工具の通販モノタロウ 工具の熱処理・表面処理基礎講座 チタン系およびクロム系硬質膜の耐高温酸化性

工具の熱処理・表面処理基礎講座

本講座では、主要工具材料である工具鋼の種類と、それらに適用されている熱処理(主に焼入れ焼戻し)および表面処理(主にPVD・CVD)について詳細に解説します。
第6章 工具を対象としたPVD、CVDによる硬質膜の種類と適用

6-5 チタン系およびクロム系硬質膜の耐高温酸化性

工具は使用中に温度上昇をともなうことが多いため、これらに応用される硬質膜にも当然耐高温酸化性が要求されます。すなわち、これらの大半は大気中で使用されますから、使用中の温度上昇によって酸素と反応して変質するような皮膜は利用できません。そのため、個々の皮膜の高温酸化性を十分に把握し、要求される使用温度に見合ったものを採用しなければコーティングの効果はまったく期待できません。

1.チタン(Ti)系硬質膜の耐高温酸化性

切削工具には、PVDやCVDによるTiN膜を基本としたチタン(Ti)系の硬質膜が利用されていますが、図1から明らかなように、TiNは500℃を超えると酸化され始めますし、TiCやTiCNに至ってはさらに低い温度でも酸化しますから、これらは重切削加工には不向きであることが分かります。
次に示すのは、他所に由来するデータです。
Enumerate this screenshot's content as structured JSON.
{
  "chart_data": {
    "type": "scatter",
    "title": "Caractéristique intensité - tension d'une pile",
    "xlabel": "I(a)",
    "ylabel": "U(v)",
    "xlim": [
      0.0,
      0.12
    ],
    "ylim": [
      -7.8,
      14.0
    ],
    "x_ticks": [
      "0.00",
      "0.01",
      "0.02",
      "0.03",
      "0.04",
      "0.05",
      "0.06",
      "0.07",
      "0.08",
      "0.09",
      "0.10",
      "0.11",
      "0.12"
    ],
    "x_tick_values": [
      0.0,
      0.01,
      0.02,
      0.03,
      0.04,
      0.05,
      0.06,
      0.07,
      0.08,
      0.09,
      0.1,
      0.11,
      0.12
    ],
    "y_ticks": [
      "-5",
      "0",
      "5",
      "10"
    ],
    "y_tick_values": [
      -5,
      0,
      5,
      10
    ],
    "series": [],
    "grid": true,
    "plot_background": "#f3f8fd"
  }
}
しかし、TiAlNは高温酸化抵抗が大きいため、耐熱硬質膜として切削工具への需要が急増しています。なお本図は、チタン窒化物(TiN)の酸化物(TiO2)への変化にともなう重量の変化を示したもので、酸化が進行すると重量が増加します。

図1

大気中で加熱したときのTi系硬質膜の酸化形態を観察すると、図2にTiCN膜の断面組織に示すように、酸素との反応が始まると最表面に酸化層が形成され、さらに酸化の進行にともなって酸化層が厚くなり、最終的には皮膜は完全な酸化層に変化します。

図2

図3は組成の異なる三種類のTiAlN膜について、図1と同様に熱天秤を用いて乾燥酸素(O2))雰囲気中で加熱した際の酸化重量増を測定した結果です。いずれの皮膜とも酸化開始温度は950℃付近ですが、その後の昇温にともなう酸化速度は膜中のAl含有量が多い皮膜ほど緩やかになることが分かります。これの現象は、高温領域において皮膜表面に生成したAl2O3層が酸化保護膜として有効に作用し、しかも膜中のAl含有量が多い皮膜ほど強固な保護層が形成されることを示唆しています。以上のことから、耐高温酸化性を最重視するのであれば、Alを多量含有する皮膜を選定したほうが有利であるといえます。

図3

2.クロム(Cr)系硬質膜の高温酸化性

図4に各種Cr系硬質膜について、熱天秤を用いて乾燥酸素(O2)雰囲気中で加熱した際の重量の変化を示します。ただし、このときの基材は超硬合金(WC-Co)、昇温速度は2K/min、雰囲気は乾燥酸素(流量:20cm3/min)としたときのものです。すべての皮膜の酸化開始温度は700℃付近であり、耐高温酸化性はTiAlN膜よりは若干劣りますが、TiN膜よりは遙かに高温酸化性が優れているといえます。しかも酸化開始温度に関しては膜種間には大きな差は認められません。しかし、酸化開始温度よりも高温における重量の変化に関しては、個々の皮膜の特徴が見られます。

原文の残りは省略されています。